I’ve been thinking of that answer. It may be true in that place my mom referred to as “the other side of the screen,” but here, we are not composed of cells. We are pulses of light and energy. What business does death have in this realm?
I tried to talk to Sal about this. She shook her head, but not in disagreement.
“After the mysteries I saw last night,” she said, “I am ready to believe anything. Absolutely anything.”
“There’s so much more than can be explained by words,” she said.
I like cliches. They are convenient ways of packaging truths that are too hard or too inconceivable to consider otherwise. And so here’s my current favorite cliche: it isn’t death. It is transformation. We don’t “die.” We change form. My parents, both of them, will be back in transparent form. Still them, though their appearance and properties are different.
And what if their ghostly forms are culled? Even if their files are erased, they are not erased.

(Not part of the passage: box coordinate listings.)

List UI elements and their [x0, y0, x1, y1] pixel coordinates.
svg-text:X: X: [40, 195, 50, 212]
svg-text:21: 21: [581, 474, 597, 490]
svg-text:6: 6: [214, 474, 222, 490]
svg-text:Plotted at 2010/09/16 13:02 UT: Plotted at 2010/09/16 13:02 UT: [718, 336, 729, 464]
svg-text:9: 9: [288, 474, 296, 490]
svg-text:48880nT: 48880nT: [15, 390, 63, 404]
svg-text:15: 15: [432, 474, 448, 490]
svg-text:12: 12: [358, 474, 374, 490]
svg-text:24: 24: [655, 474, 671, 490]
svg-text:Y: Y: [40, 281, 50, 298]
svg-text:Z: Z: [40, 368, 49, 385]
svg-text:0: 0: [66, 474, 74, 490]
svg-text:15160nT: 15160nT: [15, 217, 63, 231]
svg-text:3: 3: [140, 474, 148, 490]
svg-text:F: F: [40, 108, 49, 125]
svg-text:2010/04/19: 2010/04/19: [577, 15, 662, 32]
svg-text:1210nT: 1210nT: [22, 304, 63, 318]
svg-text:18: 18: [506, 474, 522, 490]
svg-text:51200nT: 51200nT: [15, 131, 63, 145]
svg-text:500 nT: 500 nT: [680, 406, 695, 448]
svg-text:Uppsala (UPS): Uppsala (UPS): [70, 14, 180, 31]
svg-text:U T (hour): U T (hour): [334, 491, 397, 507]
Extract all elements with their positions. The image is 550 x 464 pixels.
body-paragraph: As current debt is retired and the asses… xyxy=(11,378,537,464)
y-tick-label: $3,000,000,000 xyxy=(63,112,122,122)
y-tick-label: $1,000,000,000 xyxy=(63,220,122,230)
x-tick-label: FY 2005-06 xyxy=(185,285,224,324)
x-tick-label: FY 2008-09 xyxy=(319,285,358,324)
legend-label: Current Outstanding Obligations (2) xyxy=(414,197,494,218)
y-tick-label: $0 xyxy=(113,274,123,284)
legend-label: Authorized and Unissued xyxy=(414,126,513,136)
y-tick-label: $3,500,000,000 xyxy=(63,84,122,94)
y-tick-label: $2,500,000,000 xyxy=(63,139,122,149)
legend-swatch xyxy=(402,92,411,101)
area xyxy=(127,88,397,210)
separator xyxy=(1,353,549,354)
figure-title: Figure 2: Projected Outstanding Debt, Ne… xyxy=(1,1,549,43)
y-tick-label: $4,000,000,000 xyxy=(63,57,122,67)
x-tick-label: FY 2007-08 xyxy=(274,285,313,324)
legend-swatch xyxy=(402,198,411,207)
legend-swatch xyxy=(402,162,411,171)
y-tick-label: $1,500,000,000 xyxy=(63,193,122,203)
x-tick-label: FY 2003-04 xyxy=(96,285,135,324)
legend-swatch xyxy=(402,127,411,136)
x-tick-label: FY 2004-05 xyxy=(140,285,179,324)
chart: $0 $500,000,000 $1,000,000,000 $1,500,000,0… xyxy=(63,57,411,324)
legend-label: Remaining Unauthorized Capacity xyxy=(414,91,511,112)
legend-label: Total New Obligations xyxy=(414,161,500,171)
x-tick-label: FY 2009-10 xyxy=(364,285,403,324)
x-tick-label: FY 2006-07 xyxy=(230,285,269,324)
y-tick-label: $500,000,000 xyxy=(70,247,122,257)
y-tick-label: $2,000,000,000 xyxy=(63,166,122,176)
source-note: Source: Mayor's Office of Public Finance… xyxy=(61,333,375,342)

There are patterns that were created in this universe that existed only through my mom and my dad. I have learned that patterns do not fade.
So stop this talk of death. It’s the great lie. All you who believe it is, in fact, the great and only truth: you are mistaken. There are mysteries greater than that which you can dissect with logic and analysis. There are things you can know only with your spirit.
Purple is my favorite color, and that is no accident.